The Columbus Dispatch

New year starts with full moon

- JOHN SWITZER epyle@dispatch.com

Every time there is a full moon and the skies are clear, I am compelled to grab my camera and take a picture.

You very seldom see anything that can rival the beauty of a full moon floating in the night sky. In fact, I have a blownup picture of a full moon hanging on the wall beside my bed, so every night I go to bed under a full moon.

The guy who runs my photo studio can develop my moon pictures so that the features on the moon are enhanced. After a few dozen pictures it finally dawned on me that all my full moon photos have the same surface features on them. I called Tom Burns, the director of Perkins Observator­y in Delaware County and asked him if the same side of the full moon always faces the earth. He said that is true and explained why.

It is because the gravity of Earth has the full moon locked in that position. You can see those surface features for yourself with your naked eyes, Burns said.

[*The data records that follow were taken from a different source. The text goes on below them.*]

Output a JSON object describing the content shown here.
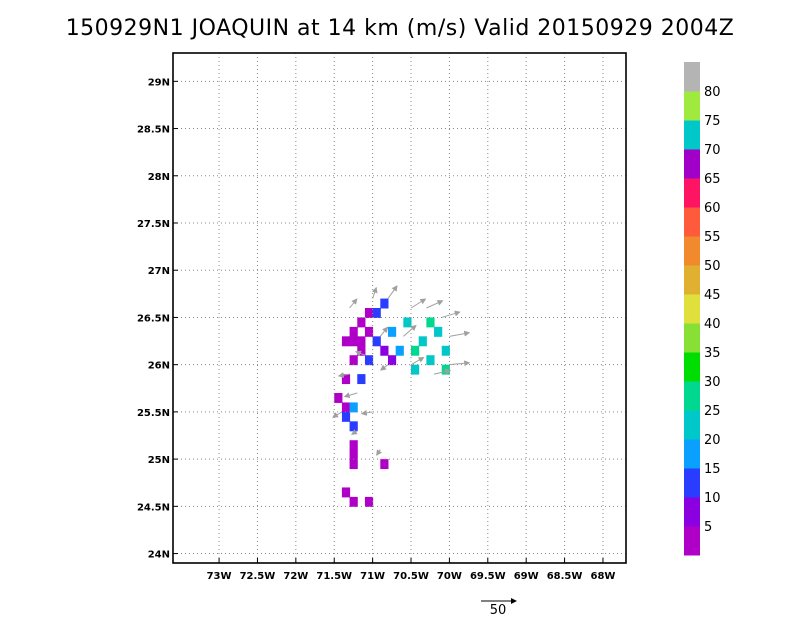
{
  "title": "150929N1 JOAQUIN at 14 km (m/s) Valid 20150929 2004Z",
  "chart_data": {
    "type": "heatmap",
    "title": "150929N1 JOAQUIN at 14 km (m/s) Valid 20150929 2004Z",
    "xlim": [
      -73.6,
      -67.7
    ],
    "ylim": [
      23.9,
      29.3
    ],
    "grid": true,
    "x_ticks": [
      {
        "value": -73.0,
        "label": "73W"
      },
      {
        "value": -72.5,
        "label": "72.5W"
      },
      {
        "value": -72.0,
        "label": "72W"
      },
      {
        "value": -71.5,
        "label": "71.5W"
      },
      {
        "value": -71.0,
        "label": "71W"
      },
      {
        "value": -70.5,
        "label": "70.5W"
      },
      {
        "value": -70.0,
        "label": "70W"
      },
      {
        "value": -69.5,
        "label": "69.5W"
      },
      {
        "value": -69.0,
        "label": "69W"
      },
      {
        "value": -68.5,
        "label": "68.5W"
      },
      {
        "value": -68.0,
        "label": "68W"
      }
    ],
    "y_ticks": [
      {
        "value": 24.0,
        "label": "24N"
      },
      {
        "value": 24.5,
        "label": "24.5N"
      },
      {
        "value": 25.0,
        "label": "25N"
      },
      {
        "value": 25.5,
        "label": "25.5N"
      },
      {
        "value": 26.0,
        "label": "26N"
      },
      {
        "value": 26.5,
        "label": "26.5N"
      },
      {
        "value": 27.0,
        "label": "27N"
      },
      {
        "value": 27.5,
        "label": "27.5N"
      },
      {
        "value": 28.0,
        "label": "28N"
      },
      {
        "value": 28.5,
        "label": "28.5N"
      },
      {
        "value": 29.0,
        "label": "29N"
      }
    ],
    "colorbar": {
      "labels": [
        "5",
        "10",
        "15",
        "20",
        "25",
        "30",
        "35",
        "40",
        "45",
        "50",
        "55",
        "60",
        "65",
        "70",
        "75",
        "80"
      ],
      "colors": [
        "#b000c8",
        "#8a00e0",
        "#2a3cff",
        "#0aa0ff",
        "#00c8c8",
        "#00d890",
        "#00dd00",
        "#88e034",
        "#e0e03c",
        "#e0b030",
        "#f08a2c",
        "#ff5a3c",
        "#ff1464",
        "#a000c8",
        "#00c8c8",
        "#a0ea40",
        "#b4b4b4"
      ]
    },
    "cells": [
      {
        "lon": -71.25,
        "lat": 26.25,
        "v": 4
      },
      {
        "lon": -71.15,
        "lat": 26.25,
        "v": 4
      },
      {
        "lon": -71.25,
        "lat": 26.35,
        "v": 4
      },
      {
        "lon": -71.15,
        "lat": 26.45,
        "v": 4
      },
      {
        "lon": -71.05,
        "lat": 26.55,
        "v": 4
      },
      {
        "lon": -71.05,
        "lat": 26.35,
        "v": 4
      },
      {
        "lon": -71.35,
        "lat": 26.25,
        "v": 4
      },
      {
        "lon": -71.15,
        "lat": 26.15,
        "v": 4
      },
      {
        "lon": -71.25,
        "lat": 26.05,
        "v": 4
      },
      {
        "lon": -71.35,
        "lat": 25.85,
        "v": 4
      },
      {
        "lon": -71.45,
        "lat": 25.65,
        "v": 4
      },
      {
        "lon": -71.35,
        "lat": 25.55,
        "v": 4
      },
      {
        "lon": -71.25,
        "lat": 25.15,
        "v": 4
      },
      {
        "lon": -71.25,
        "lat": 25.05,
        "v": 4
      },
      {
        "lon": -71.25,
        "lat": 24.95,
        "v": 4
      },
      {
        "lon": -70.85,
        "lat": 24.95,
        "v": 4
      },
      {
        "lon": -71.35,
        "lat": 24.65,
        "v": 4
      },
      {
        "lon": -71.25,
        "lat": 24.55,
        "v": 4
      },
      {
        "lon": -71.05,
        "lat": 24.55,
        "v": 4
      },
      {
        "lon": -70.95,
        "lat": 26.55,
        "v": 12
      },
      {
        "lon": -70.85,
        "lat": 26.65,
        "v": 12
      },
      {
        "lon": -70.95,
        "lat": 26.25,
        "v": 12
      },
      {
        "lon": -71.05,
        "lat": 26.05,
        "v": 12
      },
      {
        "lon": -71.15,
        "lat": 25.85,
        "v": 12
      },
      {
        "lon": -71.35,
        "lat": 25.45,
        "v": 12
      },
      {
        "lon": -71.25,
        "lat": 25.35,
        "v": 12
      },
      {
        "lon": -70.85,
        "lat": 26.15,
        "v": 8
      },
      {
        "lon": -70.75,
        "lat": 26.05,
        "v": 8
      },
      {
        "lon": -70.75,
        "lat": 26.35,
        "v": 16
      },
      {
        "lon": -70.65,
        "lat": 26.15,
        "v": 16
      },
      {
        "lon": -70.55,
        "lat": 26.45,
        "v": 22
      },
      {
        "lon": -70.35,
        "lat": 26.25,
        "v": 22
      },
      {
        "lon": -70.25,
        "lat": 26.05,
        "v": 22
      },
      {
        "lon": -70.15,
        "lat": 26.35,
        "v": 22
      },
      {
        "lon": -70.05,
        "lat": 26.15,
        "v": 22
      },
      {
        "lon": -70.45,
        "lat": 25.95,
        "v": 22
      },
      {
        "lon": -70.45,
        "lat": 26.15,
        "v": 28
      },
      {
        "lon": -70.25,
        "lat": 26.45,
        "v": 28
      },
      {
        "lon": -70.05,
        "lat": 25.95,
        "v": 28
      },
      {
        "lon": -71.25,
        "lat": 25.55,
        "v": 18
      }
    ],
    "vectors": [
      {
        "lon": -71.3,
        "lat": 26.6,
        "u": 8,
        "v": 10
      },
      {
        "lon": -71.0,
        "lat": 26.7,
        "u": 4,
        "v": 12
      },
      {
        "lon": -70.8,
        "lat": 26.7,
        "u": 10,
        "v": 14
      },
      {
        "lon": -70.5,
        "lat": 26.6,
        "u": 16,
        "v": 10
      },
      {
        "lon": -70.3,
        "lat": 26.6,
        "u": 18,
        "v": 8
      },
      {
        "lon": -70.1,
        "lat": 26.5,
        "u": 20,
        "v": 6
      },
      {
        "lon": -70.0,
        "lat": 26.3,
        "u": 22,
        "v": 4
      },
      {
        "lon": -70.0,
        "lat": 26.0,
        "u": 22,
        "v": 2
      },
      {
        "lon": -70.2,
        "lat": 25.9,
        "u": 18,
        "v": 4
      },
      {
        "lon": -70.5,
        "lat": 26.0,
        "u": 14,
        "v": 8
      },
      {
        "lon": -70.6,
        "lat": 26.3,
        "u": 14,
        "v": 12
      },
      {
        "lon": -70.9,
        "lat": 26.3,
        "u": 8,
        "v": 10
      },
      {
        "lon": -71.1,
        "lat": 26.1,
        "u": -10,
        "v": 4
      },
      {
        "lon": -71.3,
        "lat": 25.9,
        "u": -12,
        "v": -2
      },
      {
        "lon": -71.2,
        "lat": 25.7,
        "u": -14,
        "v": -4
      },
      {
        "lon": -71.4,
        "lat": 25.5,
        "u": -10,
        "v": -6
      },
      {
        "lon": -71.0,
        "lat": 25.5,
        "u": -12,
        "v": -2
      },
      {
        "lon": -71.2,
        "lat": 25.3,
        "u": -6,
        "v": -4
      },
      {
        "lon": -70.9,
        "lat": 25.1,
        "u": -4,
        "v": -6
      },
      {
        "lon": -70.8,
        "lat": 26.0,
        "u": -8,
        "v": -6
      }
    ],
    "reference_vector": {
      "label": "50"
    }
  }
}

The features we see on the face of the full moon were caused by the impacts of giant asteroids billions of years ago, he said.

Burns then told me something about the moon that I considered a bit disturbing. He said the moon’s gravity is also having an effect on the earth.

The length of a day on earth is very slowly growing longer because of the moon’s gravity. “Our day is getting longer by a fraction of a second every year,” he said.

“Give a few hundreds of millions of years and a day will be a year long. This will be bad news because in hundreds of millions of years the Earth will be a pretty dead place,” he said.

By the way, January’s full moon will be Monday, New Year’s Day. The January moon is the wolf moon because in the days of yore, now is when packs of hungry wolves came near settlement­s in search of an easy meal. Now was not a good time to let your dog outside at night alone to do his business. It was also a good time to have a loaded gun handy if you had to go to the barn to feed the cows.

Full moons will be a specialty in January. The moon will be full tomorrow and also on the 31st.

Then in February there will be no full moons at all. That happens only rarely, Burns said, because February has only 28 days, less than a moon’s complete cycle.